Nessun contribuente vorrebbe mai essere sottoposto ad accertamento basato sulle indagini finanziarie, sia perché nessuno vorrebbe gli occhi del Fisco puntati sui propri conti sia perché in questo metodo di controllo vige l’inversione dell’onere della prova.
Tramite le indagini finanziarie, infatti, il Fisco riesce a raccogliere informazioni di un’estensione assolutamente rilevante che riguardano non solo i movimenti sui conti correnti, ma anche le garanzie, le operazioni fuori conto, le cassette di sicurezza, i movimenti delle carte di credito, la domiciliazione delle utenze, ecc. Tali informazioni vengono raccolte se sussistono indizi di irregolarità ricavabili dall’anagrafe tributaria, una banca dati in cui gli istituti di credito sono tenuti a fornire ogni notizia riguardante i rapporti intrattenuti coi propri clienti.

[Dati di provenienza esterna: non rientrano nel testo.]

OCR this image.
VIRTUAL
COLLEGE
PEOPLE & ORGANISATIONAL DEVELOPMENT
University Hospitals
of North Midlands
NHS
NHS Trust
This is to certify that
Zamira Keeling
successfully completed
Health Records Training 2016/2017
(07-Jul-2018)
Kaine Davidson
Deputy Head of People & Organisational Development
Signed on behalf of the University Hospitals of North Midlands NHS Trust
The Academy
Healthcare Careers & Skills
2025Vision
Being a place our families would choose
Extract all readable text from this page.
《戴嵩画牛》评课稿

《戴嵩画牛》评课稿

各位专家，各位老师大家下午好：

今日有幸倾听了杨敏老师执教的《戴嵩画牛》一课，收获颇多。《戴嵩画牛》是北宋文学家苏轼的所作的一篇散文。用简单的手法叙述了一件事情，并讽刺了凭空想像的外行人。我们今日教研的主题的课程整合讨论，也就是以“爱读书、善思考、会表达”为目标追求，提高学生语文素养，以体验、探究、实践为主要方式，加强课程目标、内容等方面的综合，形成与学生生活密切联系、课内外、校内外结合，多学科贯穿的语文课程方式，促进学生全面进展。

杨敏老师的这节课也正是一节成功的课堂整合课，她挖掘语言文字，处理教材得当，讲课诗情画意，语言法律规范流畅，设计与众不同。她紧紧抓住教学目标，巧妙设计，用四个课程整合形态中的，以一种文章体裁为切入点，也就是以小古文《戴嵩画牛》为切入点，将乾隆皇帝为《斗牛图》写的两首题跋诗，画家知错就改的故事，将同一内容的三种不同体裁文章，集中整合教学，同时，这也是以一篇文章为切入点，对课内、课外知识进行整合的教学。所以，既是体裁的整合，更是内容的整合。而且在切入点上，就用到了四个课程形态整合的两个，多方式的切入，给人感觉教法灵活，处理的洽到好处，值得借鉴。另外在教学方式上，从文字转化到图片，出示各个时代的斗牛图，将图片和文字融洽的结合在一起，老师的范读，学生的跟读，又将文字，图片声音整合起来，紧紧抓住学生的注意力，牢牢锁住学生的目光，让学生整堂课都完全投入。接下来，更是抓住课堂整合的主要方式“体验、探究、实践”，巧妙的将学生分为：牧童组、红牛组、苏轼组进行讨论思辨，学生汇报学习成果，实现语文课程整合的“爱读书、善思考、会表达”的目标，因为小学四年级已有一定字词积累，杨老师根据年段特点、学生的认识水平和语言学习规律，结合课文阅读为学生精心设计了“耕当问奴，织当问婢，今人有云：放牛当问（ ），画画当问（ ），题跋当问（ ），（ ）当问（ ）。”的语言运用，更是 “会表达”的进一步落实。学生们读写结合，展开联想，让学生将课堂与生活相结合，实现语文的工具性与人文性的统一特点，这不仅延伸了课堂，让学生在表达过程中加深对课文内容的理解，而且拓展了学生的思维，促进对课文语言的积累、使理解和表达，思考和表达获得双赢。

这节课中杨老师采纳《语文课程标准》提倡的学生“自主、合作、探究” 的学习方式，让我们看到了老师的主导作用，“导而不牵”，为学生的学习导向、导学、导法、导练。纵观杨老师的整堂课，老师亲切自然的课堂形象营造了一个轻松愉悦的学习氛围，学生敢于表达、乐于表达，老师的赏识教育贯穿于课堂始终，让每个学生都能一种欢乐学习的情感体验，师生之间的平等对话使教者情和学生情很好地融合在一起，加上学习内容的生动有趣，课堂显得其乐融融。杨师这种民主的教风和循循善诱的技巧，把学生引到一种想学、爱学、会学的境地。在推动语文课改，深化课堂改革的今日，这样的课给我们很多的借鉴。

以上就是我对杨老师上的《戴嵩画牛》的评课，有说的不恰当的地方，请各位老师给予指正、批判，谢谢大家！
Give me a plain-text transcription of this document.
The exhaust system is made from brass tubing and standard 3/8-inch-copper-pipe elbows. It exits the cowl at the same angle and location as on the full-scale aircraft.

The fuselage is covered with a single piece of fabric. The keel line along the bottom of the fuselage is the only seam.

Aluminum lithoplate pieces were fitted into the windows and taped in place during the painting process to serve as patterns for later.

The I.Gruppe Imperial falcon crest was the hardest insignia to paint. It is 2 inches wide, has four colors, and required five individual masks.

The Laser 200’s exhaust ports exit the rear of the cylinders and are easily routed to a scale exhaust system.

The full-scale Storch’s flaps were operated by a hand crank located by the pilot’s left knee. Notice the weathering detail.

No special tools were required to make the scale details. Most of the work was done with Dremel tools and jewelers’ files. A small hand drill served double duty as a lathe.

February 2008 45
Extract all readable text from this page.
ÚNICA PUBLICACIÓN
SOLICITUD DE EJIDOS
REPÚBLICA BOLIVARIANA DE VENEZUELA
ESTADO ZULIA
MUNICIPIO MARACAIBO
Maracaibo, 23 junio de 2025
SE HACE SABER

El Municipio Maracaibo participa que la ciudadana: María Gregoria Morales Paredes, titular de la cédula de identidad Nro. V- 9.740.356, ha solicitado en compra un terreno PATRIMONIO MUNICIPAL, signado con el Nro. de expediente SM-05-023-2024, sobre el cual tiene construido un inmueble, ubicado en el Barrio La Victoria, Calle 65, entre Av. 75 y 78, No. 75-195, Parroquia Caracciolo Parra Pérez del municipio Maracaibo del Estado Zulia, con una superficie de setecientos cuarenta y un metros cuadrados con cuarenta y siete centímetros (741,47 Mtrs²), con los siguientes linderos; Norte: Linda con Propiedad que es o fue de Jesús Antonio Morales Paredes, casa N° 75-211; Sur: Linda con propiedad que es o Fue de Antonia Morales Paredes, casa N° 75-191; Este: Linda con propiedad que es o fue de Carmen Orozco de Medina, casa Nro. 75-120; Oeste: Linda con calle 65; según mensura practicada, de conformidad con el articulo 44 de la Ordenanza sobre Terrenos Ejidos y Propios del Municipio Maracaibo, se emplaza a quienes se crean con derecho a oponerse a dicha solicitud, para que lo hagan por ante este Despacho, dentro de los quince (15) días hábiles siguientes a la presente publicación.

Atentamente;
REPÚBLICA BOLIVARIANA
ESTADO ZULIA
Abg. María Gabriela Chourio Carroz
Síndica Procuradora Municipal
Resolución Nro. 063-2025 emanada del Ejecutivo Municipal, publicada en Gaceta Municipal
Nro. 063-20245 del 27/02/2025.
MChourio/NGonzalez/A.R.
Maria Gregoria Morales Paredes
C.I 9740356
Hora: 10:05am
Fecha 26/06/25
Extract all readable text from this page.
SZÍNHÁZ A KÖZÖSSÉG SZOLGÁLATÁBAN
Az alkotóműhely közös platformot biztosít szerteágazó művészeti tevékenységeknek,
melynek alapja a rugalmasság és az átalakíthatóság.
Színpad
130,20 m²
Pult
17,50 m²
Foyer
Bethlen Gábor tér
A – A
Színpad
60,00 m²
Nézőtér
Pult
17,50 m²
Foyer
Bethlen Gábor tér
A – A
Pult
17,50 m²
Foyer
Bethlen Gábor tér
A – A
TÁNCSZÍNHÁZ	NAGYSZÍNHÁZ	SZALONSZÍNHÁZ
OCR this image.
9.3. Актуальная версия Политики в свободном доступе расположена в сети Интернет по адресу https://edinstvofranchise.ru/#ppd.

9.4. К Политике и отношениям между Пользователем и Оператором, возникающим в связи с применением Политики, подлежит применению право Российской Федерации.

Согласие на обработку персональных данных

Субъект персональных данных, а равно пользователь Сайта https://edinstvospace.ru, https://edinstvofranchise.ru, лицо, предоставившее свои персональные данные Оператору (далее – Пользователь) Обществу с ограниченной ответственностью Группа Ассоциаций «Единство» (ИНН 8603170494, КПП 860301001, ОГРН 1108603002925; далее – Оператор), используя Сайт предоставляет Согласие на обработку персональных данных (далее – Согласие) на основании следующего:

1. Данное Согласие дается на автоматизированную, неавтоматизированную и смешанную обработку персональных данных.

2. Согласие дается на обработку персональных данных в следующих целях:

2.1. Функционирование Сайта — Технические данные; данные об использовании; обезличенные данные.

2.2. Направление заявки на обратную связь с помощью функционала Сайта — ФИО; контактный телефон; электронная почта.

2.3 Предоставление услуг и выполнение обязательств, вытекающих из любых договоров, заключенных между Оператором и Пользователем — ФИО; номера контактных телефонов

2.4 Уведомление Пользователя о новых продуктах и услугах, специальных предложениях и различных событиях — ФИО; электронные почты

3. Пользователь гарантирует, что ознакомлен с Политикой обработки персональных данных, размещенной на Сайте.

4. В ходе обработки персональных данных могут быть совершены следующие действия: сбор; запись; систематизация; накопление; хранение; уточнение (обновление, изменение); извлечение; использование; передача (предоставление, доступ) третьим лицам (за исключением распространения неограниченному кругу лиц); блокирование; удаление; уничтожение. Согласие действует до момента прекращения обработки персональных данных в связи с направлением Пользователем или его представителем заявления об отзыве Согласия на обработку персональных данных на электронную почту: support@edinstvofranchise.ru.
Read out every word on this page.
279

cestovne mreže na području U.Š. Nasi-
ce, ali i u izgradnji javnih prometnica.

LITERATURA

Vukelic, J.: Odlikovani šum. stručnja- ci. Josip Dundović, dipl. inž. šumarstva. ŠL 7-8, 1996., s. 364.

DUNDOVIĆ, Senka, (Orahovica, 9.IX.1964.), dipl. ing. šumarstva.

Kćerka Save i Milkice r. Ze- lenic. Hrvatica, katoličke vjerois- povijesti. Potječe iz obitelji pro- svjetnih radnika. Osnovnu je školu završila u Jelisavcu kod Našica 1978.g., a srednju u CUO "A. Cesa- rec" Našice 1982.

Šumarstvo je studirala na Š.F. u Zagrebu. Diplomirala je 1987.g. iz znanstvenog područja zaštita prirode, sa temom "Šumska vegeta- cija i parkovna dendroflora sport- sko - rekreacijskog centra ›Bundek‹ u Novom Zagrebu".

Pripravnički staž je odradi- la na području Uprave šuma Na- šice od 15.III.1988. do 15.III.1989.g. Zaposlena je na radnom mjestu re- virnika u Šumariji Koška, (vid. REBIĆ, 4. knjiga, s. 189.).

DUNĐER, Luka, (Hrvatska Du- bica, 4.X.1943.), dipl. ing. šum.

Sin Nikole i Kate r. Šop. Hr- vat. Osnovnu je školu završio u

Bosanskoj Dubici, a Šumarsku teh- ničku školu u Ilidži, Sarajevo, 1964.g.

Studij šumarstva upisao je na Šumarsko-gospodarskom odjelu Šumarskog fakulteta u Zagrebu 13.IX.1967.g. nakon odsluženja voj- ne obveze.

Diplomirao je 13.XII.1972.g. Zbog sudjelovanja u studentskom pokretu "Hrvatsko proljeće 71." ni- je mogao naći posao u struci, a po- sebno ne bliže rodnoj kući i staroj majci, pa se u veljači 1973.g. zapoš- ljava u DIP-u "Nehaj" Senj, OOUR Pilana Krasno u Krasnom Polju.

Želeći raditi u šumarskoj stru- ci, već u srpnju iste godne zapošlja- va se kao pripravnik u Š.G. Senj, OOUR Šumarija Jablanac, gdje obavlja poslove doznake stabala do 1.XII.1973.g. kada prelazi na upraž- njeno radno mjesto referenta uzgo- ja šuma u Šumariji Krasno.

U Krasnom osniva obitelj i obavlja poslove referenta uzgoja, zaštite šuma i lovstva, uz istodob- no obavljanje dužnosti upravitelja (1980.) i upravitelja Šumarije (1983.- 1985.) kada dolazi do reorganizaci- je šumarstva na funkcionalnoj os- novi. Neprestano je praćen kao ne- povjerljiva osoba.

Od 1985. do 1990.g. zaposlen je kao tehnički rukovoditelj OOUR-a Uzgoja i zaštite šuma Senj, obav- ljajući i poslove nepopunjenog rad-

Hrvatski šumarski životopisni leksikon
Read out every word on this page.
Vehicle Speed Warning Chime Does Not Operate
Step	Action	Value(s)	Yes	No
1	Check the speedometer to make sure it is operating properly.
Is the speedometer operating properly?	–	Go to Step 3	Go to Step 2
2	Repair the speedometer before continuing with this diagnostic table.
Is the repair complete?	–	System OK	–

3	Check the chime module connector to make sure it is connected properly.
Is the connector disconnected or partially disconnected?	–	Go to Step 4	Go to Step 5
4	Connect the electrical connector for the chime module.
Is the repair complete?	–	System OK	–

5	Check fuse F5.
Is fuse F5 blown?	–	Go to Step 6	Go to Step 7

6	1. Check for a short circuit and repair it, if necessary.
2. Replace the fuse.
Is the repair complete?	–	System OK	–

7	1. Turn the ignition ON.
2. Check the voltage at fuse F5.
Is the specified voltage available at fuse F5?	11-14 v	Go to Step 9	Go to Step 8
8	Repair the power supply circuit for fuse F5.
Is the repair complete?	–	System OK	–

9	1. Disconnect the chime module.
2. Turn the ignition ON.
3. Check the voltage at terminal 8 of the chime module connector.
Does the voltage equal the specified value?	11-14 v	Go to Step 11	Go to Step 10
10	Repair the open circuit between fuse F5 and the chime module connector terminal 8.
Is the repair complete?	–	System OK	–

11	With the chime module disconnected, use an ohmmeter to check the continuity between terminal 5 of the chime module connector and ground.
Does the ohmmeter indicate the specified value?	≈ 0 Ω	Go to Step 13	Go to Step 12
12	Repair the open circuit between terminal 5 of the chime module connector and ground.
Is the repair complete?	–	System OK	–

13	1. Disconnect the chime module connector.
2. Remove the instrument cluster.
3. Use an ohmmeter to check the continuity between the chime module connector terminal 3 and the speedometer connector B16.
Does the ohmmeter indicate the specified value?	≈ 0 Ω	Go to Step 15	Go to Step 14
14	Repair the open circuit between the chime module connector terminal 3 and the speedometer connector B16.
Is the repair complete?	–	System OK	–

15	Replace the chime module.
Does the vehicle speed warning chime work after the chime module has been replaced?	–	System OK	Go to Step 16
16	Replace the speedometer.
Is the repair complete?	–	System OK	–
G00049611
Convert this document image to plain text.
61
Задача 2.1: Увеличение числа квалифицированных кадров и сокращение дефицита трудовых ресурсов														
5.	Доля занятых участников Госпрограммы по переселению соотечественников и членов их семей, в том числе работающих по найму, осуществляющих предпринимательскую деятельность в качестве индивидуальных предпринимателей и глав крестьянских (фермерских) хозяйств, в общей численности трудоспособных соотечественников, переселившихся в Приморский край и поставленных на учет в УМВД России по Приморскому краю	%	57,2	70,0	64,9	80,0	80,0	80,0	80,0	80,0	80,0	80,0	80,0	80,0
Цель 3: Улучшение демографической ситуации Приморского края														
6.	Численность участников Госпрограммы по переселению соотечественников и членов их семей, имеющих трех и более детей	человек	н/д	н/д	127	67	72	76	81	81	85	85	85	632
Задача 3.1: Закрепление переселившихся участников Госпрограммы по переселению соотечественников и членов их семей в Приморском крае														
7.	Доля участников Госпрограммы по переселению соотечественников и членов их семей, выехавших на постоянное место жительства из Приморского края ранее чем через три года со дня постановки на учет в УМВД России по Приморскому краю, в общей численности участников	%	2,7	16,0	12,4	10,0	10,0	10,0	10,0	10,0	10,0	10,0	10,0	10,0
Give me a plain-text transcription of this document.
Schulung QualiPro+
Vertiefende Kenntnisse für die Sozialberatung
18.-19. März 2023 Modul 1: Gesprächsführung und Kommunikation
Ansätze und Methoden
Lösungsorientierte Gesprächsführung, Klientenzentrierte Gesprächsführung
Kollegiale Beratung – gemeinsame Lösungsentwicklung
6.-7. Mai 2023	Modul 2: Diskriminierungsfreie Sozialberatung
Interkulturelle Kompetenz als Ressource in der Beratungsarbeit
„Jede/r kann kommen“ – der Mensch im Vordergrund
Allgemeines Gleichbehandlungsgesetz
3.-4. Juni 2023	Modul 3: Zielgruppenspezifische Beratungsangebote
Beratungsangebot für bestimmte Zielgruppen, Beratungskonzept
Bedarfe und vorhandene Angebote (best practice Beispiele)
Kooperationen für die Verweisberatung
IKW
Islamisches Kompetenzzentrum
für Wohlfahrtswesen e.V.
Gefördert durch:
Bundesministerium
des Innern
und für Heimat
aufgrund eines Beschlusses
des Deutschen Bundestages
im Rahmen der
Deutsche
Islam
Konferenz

All’esito delle indagini, i dati e gli elementi attinenti ai rapporti e alle operazioni acquisiti e rilevanti possono essere utilizzati in sede di accertamento. In tal caso, si parla di accertamento c.d. “bancario” che, ai sensi dell’articolo 32, comma 1, n. 2 del D.P.R. n. 600/1973, consiste nell’utilizzo delle risultanze delle indagini finanziarie per rideterminare il reddito imponibile, a meno che il contribuente non dimostra di averne tenuto conto o che non hanno rilevanza allo stesso fine. Analogamente, sono considerati ricavi o compensi i prelievi o gli importi riscossi nell’ambito dei predetti rapporti e operazioni, se il contribuente non ne indica il soggetto beneficiario e sempre che non risultino dalle scritture contabili.
L’articolo in esame introduce una presunzione legale relativa che impone al contribuente di fornire la prova contraria di tutti i rapporti e operazioni, compresi i prelevamenti, eseguiti sui conti. Tale prova consiste nell’analitica dimostrazione dell’irrilevanza di ciascuna singola operazione, non potendo risultare sufficiente l’ausilio di strumenti probatori generici. Questo è l’orientamento della Corte di Cassazione, la quale ritiene che nell’accertamento “bancario” l’onere probatorio del Fisco è soddisfatto con la semplice acquisizione dei dati e degli elementi risultanti dai conti accertati, mentre spetta al contribuente dimostrare che i medesimi non sono riferibili ad operazioni imponibili, fornendo la prova analitica dell’indicazione specifica della riferibilità di ciascun movimento bancario. Così, ad esempio, costituisce prova generica per l’amministratore di condominio affermare di aver utilizzato il proprio conto corrente bancario per ricevere i versamenti dei condomini ed aver poi utilizzato tali somme per pagare le spese inerenti al condominio stesso.